| ← 221 | 222 | 223 → |
- Cardinal: two hundred twenty-two
- Ordinal: 222nd (two hundred twenty-second)
- Factorization: 2 × 3 × 37
- Divisors: 1, 2, 3, 6, 37, 74, 111, 222
- Greek numeral: ΣΚΒ´
- Roman numeral: CCXXII, ccxxii
- Binary: 11011110_{2}
- Ternary: 22020_{3}
- Senary: 1010_{6}
- Octal: 336_{8}
- Duodecimal: 166_{12}
- Hexadecimal: DE_{16}

= 222 (number) =

222 (two hundred [and] twenty-two) is the natural number following 221 and preceding 223.

== In mathematics ==
It is a decimal repdigit and a strobogrammatic number (meaning that it looks the same turned upside down on a calculator display). It is one of the numbers whose digit sum in decimal is the same as it is in binary.
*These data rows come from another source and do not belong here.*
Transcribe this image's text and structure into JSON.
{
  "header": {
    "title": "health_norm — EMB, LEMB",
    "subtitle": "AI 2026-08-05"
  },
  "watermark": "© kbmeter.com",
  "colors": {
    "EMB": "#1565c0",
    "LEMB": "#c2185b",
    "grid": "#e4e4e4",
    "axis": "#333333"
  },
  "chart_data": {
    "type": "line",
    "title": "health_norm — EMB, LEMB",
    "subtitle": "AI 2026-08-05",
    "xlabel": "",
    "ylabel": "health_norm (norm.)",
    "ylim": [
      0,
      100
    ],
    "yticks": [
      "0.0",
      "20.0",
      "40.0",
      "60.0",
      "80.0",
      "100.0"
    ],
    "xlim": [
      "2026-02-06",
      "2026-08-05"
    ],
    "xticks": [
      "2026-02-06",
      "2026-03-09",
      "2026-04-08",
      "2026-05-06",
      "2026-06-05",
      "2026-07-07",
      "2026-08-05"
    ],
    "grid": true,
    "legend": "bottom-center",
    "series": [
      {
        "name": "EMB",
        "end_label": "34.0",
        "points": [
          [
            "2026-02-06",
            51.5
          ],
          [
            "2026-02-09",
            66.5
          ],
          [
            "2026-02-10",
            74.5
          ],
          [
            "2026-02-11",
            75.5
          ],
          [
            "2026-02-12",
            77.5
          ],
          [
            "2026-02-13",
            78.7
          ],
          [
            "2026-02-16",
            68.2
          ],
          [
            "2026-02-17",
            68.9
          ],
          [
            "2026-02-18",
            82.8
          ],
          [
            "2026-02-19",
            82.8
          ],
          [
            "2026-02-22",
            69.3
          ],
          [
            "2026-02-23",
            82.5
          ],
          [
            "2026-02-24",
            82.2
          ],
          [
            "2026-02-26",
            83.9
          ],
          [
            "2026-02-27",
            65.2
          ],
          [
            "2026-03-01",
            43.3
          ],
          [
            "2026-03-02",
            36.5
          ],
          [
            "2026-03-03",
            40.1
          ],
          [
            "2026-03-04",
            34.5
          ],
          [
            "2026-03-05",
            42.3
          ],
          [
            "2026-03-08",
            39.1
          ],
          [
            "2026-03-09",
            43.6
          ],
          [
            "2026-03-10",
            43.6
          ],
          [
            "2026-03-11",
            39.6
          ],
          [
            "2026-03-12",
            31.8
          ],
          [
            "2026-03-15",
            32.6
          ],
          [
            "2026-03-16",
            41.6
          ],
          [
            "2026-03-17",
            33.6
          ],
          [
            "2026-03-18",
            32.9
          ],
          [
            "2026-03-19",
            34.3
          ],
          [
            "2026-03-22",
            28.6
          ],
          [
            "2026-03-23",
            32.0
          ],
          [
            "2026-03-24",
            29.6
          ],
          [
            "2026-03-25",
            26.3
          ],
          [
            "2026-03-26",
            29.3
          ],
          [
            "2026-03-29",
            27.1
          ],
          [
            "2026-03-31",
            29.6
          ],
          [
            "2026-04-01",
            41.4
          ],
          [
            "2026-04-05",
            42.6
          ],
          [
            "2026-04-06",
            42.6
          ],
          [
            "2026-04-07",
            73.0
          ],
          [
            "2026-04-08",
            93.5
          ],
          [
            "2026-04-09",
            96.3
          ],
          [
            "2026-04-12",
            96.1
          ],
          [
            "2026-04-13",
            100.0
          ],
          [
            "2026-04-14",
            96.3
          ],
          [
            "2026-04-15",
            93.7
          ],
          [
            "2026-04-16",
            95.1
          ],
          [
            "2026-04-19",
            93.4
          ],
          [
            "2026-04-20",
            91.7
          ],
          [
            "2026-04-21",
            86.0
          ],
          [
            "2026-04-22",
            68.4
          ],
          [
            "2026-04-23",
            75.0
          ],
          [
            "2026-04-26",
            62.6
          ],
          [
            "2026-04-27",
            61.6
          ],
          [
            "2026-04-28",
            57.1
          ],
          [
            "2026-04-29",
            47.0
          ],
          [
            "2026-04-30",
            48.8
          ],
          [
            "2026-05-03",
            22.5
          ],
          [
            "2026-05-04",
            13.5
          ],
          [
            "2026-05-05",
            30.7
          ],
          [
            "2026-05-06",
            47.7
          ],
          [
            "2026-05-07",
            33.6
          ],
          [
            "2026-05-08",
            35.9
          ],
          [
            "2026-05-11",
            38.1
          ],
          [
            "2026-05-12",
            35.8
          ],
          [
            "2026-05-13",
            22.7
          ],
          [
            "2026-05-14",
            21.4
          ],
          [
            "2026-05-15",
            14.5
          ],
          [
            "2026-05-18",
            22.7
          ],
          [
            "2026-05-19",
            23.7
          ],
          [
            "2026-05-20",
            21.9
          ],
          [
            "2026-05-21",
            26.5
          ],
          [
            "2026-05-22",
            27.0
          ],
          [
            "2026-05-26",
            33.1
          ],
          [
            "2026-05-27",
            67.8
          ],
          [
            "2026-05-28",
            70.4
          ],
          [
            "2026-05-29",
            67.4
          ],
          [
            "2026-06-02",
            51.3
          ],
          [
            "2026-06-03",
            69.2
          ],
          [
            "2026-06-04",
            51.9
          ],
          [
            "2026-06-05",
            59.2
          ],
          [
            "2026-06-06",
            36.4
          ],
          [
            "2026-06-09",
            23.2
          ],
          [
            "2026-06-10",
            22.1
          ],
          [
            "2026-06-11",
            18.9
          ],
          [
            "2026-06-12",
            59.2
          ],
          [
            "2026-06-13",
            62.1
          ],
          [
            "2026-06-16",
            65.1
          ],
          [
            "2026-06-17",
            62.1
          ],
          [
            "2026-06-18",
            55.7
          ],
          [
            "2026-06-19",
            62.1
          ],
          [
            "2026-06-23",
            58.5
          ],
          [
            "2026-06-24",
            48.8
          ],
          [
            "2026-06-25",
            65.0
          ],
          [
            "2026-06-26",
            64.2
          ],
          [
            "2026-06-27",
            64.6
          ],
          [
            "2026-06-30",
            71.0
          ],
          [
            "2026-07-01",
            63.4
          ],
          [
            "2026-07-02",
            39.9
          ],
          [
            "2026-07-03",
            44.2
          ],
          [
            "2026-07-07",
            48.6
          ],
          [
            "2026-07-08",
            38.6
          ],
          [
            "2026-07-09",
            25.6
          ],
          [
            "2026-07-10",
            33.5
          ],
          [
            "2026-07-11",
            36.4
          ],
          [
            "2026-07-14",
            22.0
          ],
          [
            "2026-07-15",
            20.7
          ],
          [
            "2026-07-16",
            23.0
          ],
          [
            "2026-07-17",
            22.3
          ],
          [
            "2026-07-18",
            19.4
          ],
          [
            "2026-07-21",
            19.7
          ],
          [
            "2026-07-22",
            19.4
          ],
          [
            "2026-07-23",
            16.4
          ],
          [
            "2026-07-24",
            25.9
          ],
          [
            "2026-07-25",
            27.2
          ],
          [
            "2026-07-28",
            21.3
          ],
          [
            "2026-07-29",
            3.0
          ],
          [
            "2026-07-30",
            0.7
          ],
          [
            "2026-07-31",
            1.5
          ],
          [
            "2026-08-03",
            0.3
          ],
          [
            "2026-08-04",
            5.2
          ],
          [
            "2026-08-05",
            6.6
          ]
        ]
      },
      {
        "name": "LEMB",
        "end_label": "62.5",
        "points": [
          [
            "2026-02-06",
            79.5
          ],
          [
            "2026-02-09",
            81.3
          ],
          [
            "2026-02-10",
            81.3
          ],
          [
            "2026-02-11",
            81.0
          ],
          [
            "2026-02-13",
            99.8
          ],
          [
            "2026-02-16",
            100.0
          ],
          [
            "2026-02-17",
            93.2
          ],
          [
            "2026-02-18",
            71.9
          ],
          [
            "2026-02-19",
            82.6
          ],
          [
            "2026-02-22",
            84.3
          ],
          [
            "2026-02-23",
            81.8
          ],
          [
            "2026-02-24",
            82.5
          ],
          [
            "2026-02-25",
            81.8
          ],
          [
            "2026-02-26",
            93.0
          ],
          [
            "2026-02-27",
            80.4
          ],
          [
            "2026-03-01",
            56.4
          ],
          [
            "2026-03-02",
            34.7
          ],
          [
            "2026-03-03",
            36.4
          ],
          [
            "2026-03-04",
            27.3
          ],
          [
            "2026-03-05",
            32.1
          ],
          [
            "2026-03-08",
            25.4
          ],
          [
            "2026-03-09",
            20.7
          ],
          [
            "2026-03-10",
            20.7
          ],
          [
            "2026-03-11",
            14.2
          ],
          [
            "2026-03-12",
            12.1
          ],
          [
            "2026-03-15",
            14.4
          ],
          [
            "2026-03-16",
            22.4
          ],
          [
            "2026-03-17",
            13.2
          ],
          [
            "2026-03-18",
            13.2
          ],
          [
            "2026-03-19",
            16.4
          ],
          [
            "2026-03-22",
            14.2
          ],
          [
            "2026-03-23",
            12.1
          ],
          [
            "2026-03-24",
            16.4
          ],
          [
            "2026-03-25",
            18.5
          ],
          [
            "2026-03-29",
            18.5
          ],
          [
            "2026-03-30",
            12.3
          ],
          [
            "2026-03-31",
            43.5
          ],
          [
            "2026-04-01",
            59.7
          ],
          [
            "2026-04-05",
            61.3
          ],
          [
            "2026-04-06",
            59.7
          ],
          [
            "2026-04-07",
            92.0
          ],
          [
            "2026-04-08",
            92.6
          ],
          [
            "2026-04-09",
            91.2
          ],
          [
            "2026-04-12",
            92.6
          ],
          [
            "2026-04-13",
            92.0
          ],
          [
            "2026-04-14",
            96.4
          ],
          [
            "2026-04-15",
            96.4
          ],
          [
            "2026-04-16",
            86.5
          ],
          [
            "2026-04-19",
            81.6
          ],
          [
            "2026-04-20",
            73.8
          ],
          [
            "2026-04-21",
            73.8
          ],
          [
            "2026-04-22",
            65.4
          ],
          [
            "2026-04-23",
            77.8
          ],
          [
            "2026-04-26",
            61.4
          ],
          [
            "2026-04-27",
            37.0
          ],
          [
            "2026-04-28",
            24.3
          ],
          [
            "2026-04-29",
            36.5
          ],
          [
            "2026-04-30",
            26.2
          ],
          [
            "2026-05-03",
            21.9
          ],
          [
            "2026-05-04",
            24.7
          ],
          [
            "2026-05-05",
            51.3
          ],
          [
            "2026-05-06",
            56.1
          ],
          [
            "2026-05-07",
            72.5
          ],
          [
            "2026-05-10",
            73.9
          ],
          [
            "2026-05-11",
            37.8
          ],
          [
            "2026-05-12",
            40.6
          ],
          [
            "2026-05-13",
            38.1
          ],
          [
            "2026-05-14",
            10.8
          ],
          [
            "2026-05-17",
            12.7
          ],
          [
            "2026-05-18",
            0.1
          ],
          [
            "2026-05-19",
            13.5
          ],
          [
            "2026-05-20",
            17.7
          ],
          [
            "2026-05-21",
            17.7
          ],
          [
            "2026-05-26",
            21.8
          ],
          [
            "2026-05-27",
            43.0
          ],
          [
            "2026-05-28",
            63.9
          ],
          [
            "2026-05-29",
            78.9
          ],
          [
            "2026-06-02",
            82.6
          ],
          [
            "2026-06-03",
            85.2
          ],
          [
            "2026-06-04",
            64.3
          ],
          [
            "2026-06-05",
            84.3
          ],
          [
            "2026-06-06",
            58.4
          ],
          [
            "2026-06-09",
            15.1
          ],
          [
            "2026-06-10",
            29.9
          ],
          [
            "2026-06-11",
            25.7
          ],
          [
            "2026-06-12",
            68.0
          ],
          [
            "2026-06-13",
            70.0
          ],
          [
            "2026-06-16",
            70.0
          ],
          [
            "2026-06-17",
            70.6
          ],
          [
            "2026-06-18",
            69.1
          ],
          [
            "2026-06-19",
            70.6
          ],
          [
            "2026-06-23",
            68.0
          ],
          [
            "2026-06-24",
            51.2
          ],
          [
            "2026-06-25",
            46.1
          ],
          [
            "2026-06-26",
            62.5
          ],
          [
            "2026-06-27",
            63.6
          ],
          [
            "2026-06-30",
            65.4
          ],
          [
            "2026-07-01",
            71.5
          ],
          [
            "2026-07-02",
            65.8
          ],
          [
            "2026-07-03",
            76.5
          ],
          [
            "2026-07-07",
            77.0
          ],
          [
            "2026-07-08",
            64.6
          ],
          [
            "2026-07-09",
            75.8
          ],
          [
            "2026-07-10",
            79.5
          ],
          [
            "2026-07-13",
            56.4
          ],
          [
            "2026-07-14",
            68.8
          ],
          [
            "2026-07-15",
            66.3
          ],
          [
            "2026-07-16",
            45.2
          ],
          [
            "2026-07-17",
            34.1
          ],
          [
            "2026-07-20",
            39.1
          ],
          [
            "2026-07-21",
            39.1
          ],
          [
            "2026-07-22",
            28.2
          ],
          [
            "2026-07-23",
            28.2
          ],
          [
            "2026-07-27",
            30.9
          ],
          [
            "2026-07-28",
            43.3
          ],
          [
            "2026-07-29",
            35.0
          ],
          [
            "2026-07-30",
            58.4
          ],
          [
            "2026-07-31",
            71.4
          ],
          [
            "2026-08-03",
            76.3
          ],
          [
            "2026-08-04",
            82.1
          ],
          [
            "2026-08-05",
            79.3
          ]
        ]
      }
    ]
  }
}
222 is a noncototient, meaning that it cannot be written in the form n − φ(n) where φ is Euler's totient function counting the number of values that are smaller than n and relatively prime to it.

There are exactly 222 distinct ways of assigning a meet and join operation to a set of ten unlabelled elements in order to give them the structure of a lattice, and exactly 222 different six-edge polysticks.